Figures released by the World Health Organisation (WHO) have revealed that dementia is now one of the leading causes of death worldwide, with the condition ranked the third biggest killer in Europe and the Americas and seventh in the world overall. Furthermore, in the past two decades, the greatest increase in female deaths has been from Alzheimer’s disease and other dementias, with nearly a threefold increase.
In response to the news, Alzheimer's Research UK has warned that while the figures are shocking, the number of deaths from dementia will continue to soar without life-changing treatments. The charity is calling on the government to make good on its 2019 election pledge to double its investment in dementia research to over £160m a year.
Susan Mitchell, Head of Policy at Alzheimer's Research UK, says: “While it comes as no surprise dementia is one of the leading causes of death worldwide, it will understandably be frightening for everyone affected by this devastating condition. This news must act as a catalyst for change, because without life-changing treatments the number of people dying from dementia will tragically continue to soar.

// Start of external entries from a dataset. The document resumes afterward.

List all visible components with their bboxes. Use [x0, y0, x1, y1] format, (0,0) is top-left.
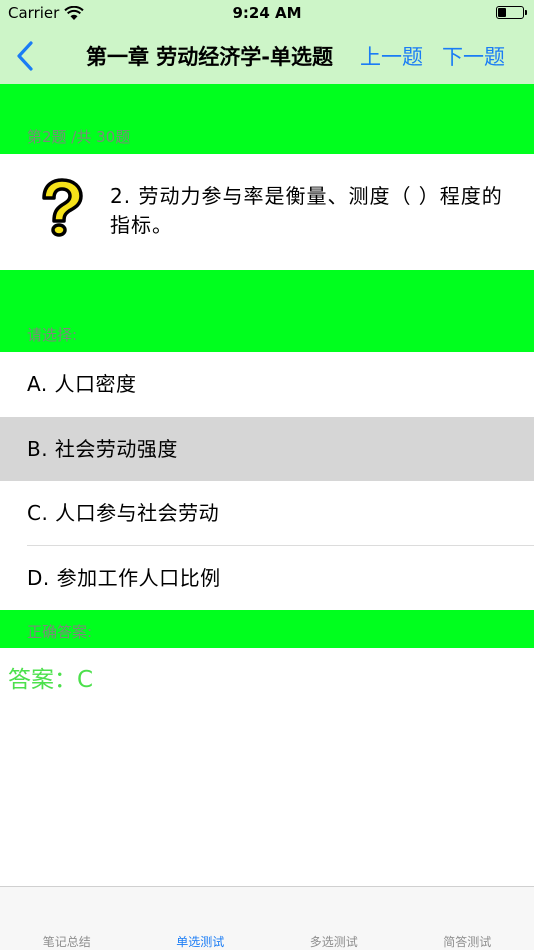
option-b-label: B. 社会劳动强度 — [27, 417, 178, 481]
status-time: 9:24 AM — [0, 4, 534, 22]
option-d-label: D. 参加工作人口比例 — [27, 546, 221, 610]
option-c-label: C. 人口参与社会劳动 — [27, 481, 219, 545]
progress-label: 第2题 /共 30题 — [27, 126, 130, 147]
option-d[interactable]: D. 参加工作人口比例 — [0, 546, 534, 610]
options-label: 请选择: — [27, 324, 77, 345]
tab-label: 简答测试 — [401, 933, 534, 950]
progress-band: 第2题 /共 30题 — [0, 84, 534, 154]
chevron-left-icon — [12, 38, 42, 74]
back-button[interactable] — [12, 38, 42, 74]
answer-section-label: 正确答案: — [27, 621, 92, 642]
tab-label: 多选测试 — [267, 933, 401, 950]
page-title: 第一章 劳动经济学-单选题 — [86, 41, 333, 71]
tab-single-choice-test[interactable]: 单选测试 — [134, 887, 268, 951]
option-a-label: A. 人口密度 — [27, 352, 137, 416]
question-text: 2. 劳动力参与率是衡量、测度（ ）程度的指标。 — [110, 182, 510, 240]
question-mark-icon — [30, 176, 92, 238]
option-a[interactable]: A. 人口密度 — [0, 352, 534, 416]
previous-question-button[interactable]: 上一题 — [360, 41, 423, 71]
tab-label: 单选测试 — [134, 933, 268, 950]
answer-band: 正确答案: — [0, 610, 534, 648]
option-b[interactable]: B. 社会劳动强度 — [0, 417, 534, 481]
question-card: 2. 劳动力参与率是衡量、测度（ ）程度的指标。 — [0, 154, 534, 270]
options-band: 请选择: — [0, 270, 534, 352]
correct-answer: 答案：C — [8, 660, 93, 694]
nav-bar: 第一章 劳动经济学-单选题 上一题 下一题 — [0, 28, 534, 84]
tab-notes-summary[interactable]: 笔记总结 — [0, 887, 134, 951]
option-c[interactable]: C. 人口参与社会劳动 — [0, 481, 534, 545]
status-bar: Carrier 9:24 AM — [0, 0, 534, 28]
tab-label: 笔记总结 — [0, 933, 134, 950]
tab-short-answer-test[interactable]: 简答测试 — [401, 887, 534, 951]
next-question-button[interactable]: 下一题 — [442, 41, 505, 71]
tab-bar: 笔记总结 单选测试 多选测试 简答测试 — [0, 886, 534, 950]
battery-icon — [496, 6, 524, 19]
tab-multiple-choice-test[interactable]: 多选测试 — [267, 887, 401, 951]
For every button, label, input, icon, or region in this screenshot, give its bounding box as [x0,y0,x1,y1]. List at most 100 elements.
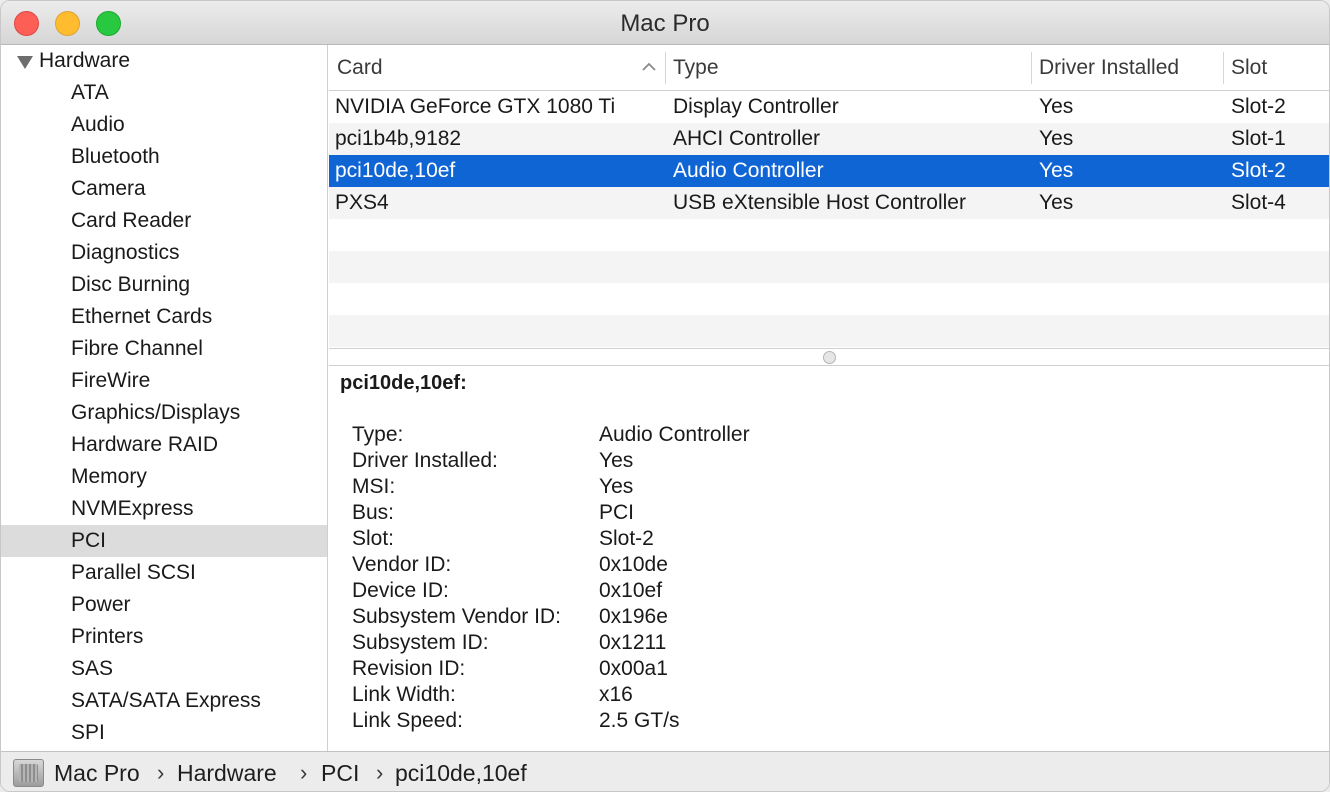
detail-row: Revision ID: 0x00a1 [352,656,1252,682]
detail-row: MSI: Yes [352,474,1252,500]
sidebar-item-label: Diagnostics [71,241,180,264]
sidebar-item-ethernet-cards[interactable]: Ethernet Cards [1,301,327,333]
table-cell-card: pci1b4b,9182 [335,127,462,150]
table-row[interactable]: pci1b4b,9182 AHCI Controller Yes Slot-1 [329,123,1329,155]
sidebar-item-firewire[interactable]: FireWire [1,365,327,397]
sidebar-item-label: Parallel SCSI [71,561,196,584]
window-title: Mac Pro [620,10,710,37]
sidebar-item-hardware-raid[interactable]: Hardware RAID [1,429,327,461]
path-separator-icon: › [157,760,165,785]
sidebar-item-camera[interactable]: Camera [1,173,327,205]
mac-pro-icon [13,759,44,787]
table-row[interactable]: pci10de,10ef Audio Controller Yes Slot-2 [329,155,1329,187]
column-header-slot[interactable]: Slot [1223,45,1329,91]
detail-row: Subsystem Vendor ID: 0x196e [352,604,1252,630]
sidebar-item-audio[interactable]: Audio [1,109,327,141]
sidebar-item-label: ATA [71,81,109,104]
column-header-type[interactable]: Type [665,45,1031,91]
table-cell-type: Audio Controller [673,159,824,182]
detail-label: Device ID: [352,579,449,602]
table-cell-card: NVIDIA GeForce GTX 1080 Ti [335,95,616,118]
sidebar-item-bluetooth[interactable]: Bluetooth [1,141,327,173]
empty-table-row [329,315,1329,347]
empty-table-row [329,251,1329,283]
sidebar-item-label: Camera [71,177,146,200]
detail-row: Bus: PCI [352,500,1252,526]
sidebar-item-label: Printers [71,625,144,648]
sidebar-item-spi[interactable]: SPI [1,717,327,749]
sidebar-item-label: PCI [71,529,107,552]
sidebar[interactable]: Hardware ATA Audio Bluetooth Camera Card Rea… [1,45,328,751]
table-cell-driver: Yes [1039,191,1074,214]
detail-row: Type: Audio Controller [352,422,1252,448]
sidebar-item-label: SAS [71,657,114,680]
column-header-driver-installed[interactable]: Driver Installed [1031,45,1223,91]
sidebar-item-printers[interactable]: Printers [1,621,327,653]
path-crumb-pci[interactable]: PCI [321,752,359,791]
sidebar-item-label: SATA/SATA Express [71,689,261,712]
sidebar-item-parallel-scsi[interactable]: Parallel SCSI [1,557,327,589]
detail-label: Link Width: [352,683,456,706]
detail-title: pci10de,10ef: [340,372,467,394]
detail-value: Audio Controller [599,423,750,446]
column-header-card[interactable]: Card [329,45,665,91]
table-cell-card: pci10de,10ef [335,159,456,182]
detail-row: Device ID: 0x10ef [352,578,1252,604]
table-cell-driver: Yes [1039,127,1074,150]
sidebar-item-label: FireWire [71,369,151,392]
table-row[interactable]: PXS4 USB eXtensible Host Controller Yes Slo… [329,187,1329,219]
path-crumb-mac-pro[interactable]: Mac Pro [54,752,140,791]
pci-cards-table[interactable]: Card Type Driver Installed Slot NVIDIA G… [329,45,1329,348]
path-crumb-hardware[interactable]: Hardware [177,752,277,791]
sidebar-item-power[interactable]: Power [1,589,327,621]
detail-label: Vendor ID: [352,553,452,576]
divider-handle-icon[interactable] [823,351,836,364]
detail-row: Vendor ID: 0x10de [352,552,1252,578]
table-cell-slot: Slot-1 [1231,127,1286,150]
sidebar-group-hardware[interactable]: Hardware [1,45,327,77]
detail-value: 0x10de [599,553,668,576]
sidebar-item-pci[interactable]: PCI [1,525,327,557]
sidebar-item-fibre-channel[interactable]: Fibre Channel [1,333,327,365]
detail-label: Type: [352,423,404,446]
detail-label: Revision ID: [352,657,466,680]
path-crumb-device[interactable]: pci10de,10ef [395,752,527,791]
detail-label: Slot: [352,527,395,550]
title-bar[interactable]: Mac Pro [1,1,1329,45]
table-cell-slot: Slot-2 [1231,159,1286,182]
sidebar-item-nvmexpress[interactable]: NVMExpress [1,493,327,525]
system-information-window: Mac Pro Hardware ATA Audio Bluetooth Camera… [0,0,1330,792]
sidebar-item-sata-sata-express[interactable]: SATA/SATA Express [1,685,327,717]
detail-row: Driver Installed: Yes [352,448,1252,474]
table-row[interactable]: NVIDIA GeForce GTX 1080 Ti Display Contro… [329,91,1329,123]
sidebar-item-card-reader[interactable]: Card Reader [1,205,327,237]
detail-value: 0x00a1 [599,657,668,680]
sidebar-item-label: Card Reader [71,209,192,232]
detail-row: Subsystem ID: 0x1211 [352,630,1252,656]
path-bar: Mac Pro › Hardware › PCI › pci10de,10ef [1,751,1329,791]
detail-row: Link Speed: 2.5 GT/s [352,708,1252,734]
path-separator-icon: › [376,760,384,785]
sidebar-group-label: Hardware [39,49,131,72]
disclosure-triangle-icon[interactable] [17,56,33,69]
detail-value: 0x10ef [599,579,663,602]
split-view-divider[interactable] [329,348,1329,366]
path-separator-icon: › [300,760,308,785]
sidebar-item-ata[interactable]: ATA [1,77,327,109]
sidebar-item-label: Bluetooth [71,145,160,168]
detail-value: x16 [599,683,633,706]
detail-label: Link Speed: [352,709,463,732]
detail-value: Yes [599,449,634,472]
sidebar-item-label: NVMExpress [71,497,194,520]
sidebar-item-label: Graphics/Displays [71,401,241,424]
sidebar-item-graphics-displays[interactable]: Graphics/Displays [1,397,327,429]
sidebar-item-disc-burning[interactable]: Disc Burning [1,269,327,301]
sidebar-item-memory[interactable]: Memory [1,461,327,493]
sidebar-item-diagnostics[interactable]: Diagnostics [1,237,327,269]
table-cell-driver: Yes [1039,159,1074,182]
sidebar-item-sas[interactable]: SAS [1,653,327,685]
table-cell-slot: Slot-4 [1231,191,1286,214]
sidebar-item-label: Fibre Channel [71,337,203,360]
table-cell-type: USB eXtensible Host Controller [673,191,966,214]
detail-label: Bus: [352,501,395,524]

“The only way to save people from dementia is by investing in research to find treatments to slow, stop or prevent the diseases that cause the condition. This responsibility falls on all us and we must work globally – with governments, industry and charities like Alzheimer's Research UK – to bring about the breakthroughs so desperately needed. It is what people living with dementia today, and those who will develop it in the future, deserve.”

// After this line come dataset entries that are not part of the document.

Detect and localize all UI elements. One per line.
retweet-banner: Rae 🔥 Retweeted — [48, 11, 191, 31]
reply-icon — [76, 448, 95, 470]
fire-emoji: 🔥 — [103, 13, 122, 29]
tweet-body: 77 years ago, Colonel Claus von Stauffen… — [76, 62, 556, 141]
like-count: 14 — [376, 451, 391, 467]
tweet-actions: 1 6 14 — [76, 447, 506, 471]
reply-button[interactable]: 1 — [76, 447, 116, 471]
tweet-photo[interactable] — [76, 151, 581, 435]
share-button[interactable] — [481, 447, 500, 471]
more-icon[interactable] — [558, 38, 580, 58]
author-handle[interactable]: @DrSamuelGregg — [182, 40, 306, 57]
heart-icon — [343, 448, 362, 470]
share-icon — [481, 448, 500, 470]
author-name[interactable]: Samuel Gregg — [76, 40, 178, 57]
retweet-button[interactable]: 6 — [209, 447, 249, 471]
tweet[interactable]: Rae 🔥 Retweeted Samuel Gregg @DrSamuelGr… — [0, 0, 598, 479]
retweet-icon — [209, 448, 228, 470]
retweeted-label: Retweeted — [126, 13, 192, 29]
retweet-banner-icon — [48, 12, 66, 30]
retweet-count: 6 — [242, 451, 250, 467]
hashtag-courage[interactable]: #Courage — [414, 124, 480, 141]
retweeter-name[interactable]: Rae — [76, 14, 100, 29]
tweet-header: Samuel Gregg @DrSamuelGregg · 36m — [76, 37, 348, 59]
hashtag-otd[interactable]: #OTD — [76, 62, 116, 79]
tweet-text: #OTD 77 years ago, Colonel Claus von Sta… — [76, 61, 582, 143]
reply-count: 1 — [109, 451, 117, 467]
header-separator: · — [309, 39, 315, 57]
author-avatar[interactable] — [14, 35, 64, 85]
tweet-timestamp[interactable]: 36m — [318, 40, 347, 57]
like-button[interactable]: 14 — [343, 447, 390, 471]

Since the election promise there have been no further commitments made publicly and no strategy outlined for investment. Furthermore, there was no mention of extra funding for dementia research in the recent Spending Review.
While the government has rightly prioritised efforts to combat COVID-19, Alzheimer’s Research UK points out that the pandemic has highlighted that greater investment in dementia research is needed now more than ever. COVID-19 has had a disproportionate impact on people with dementia. A quarter of those who have died from COVID-19 in England and Wales also had dementia.
In total, there are almost one million people in the UK living with dementia today. Despite this, there is no treatment to slow, stop or prevent the disease. Alzheimer’s Research UK has a mission to bring about the first life-changing dementia treatment by 2025, but a drop in income and the delay of studies due to the pandemic are threatening to impede progress.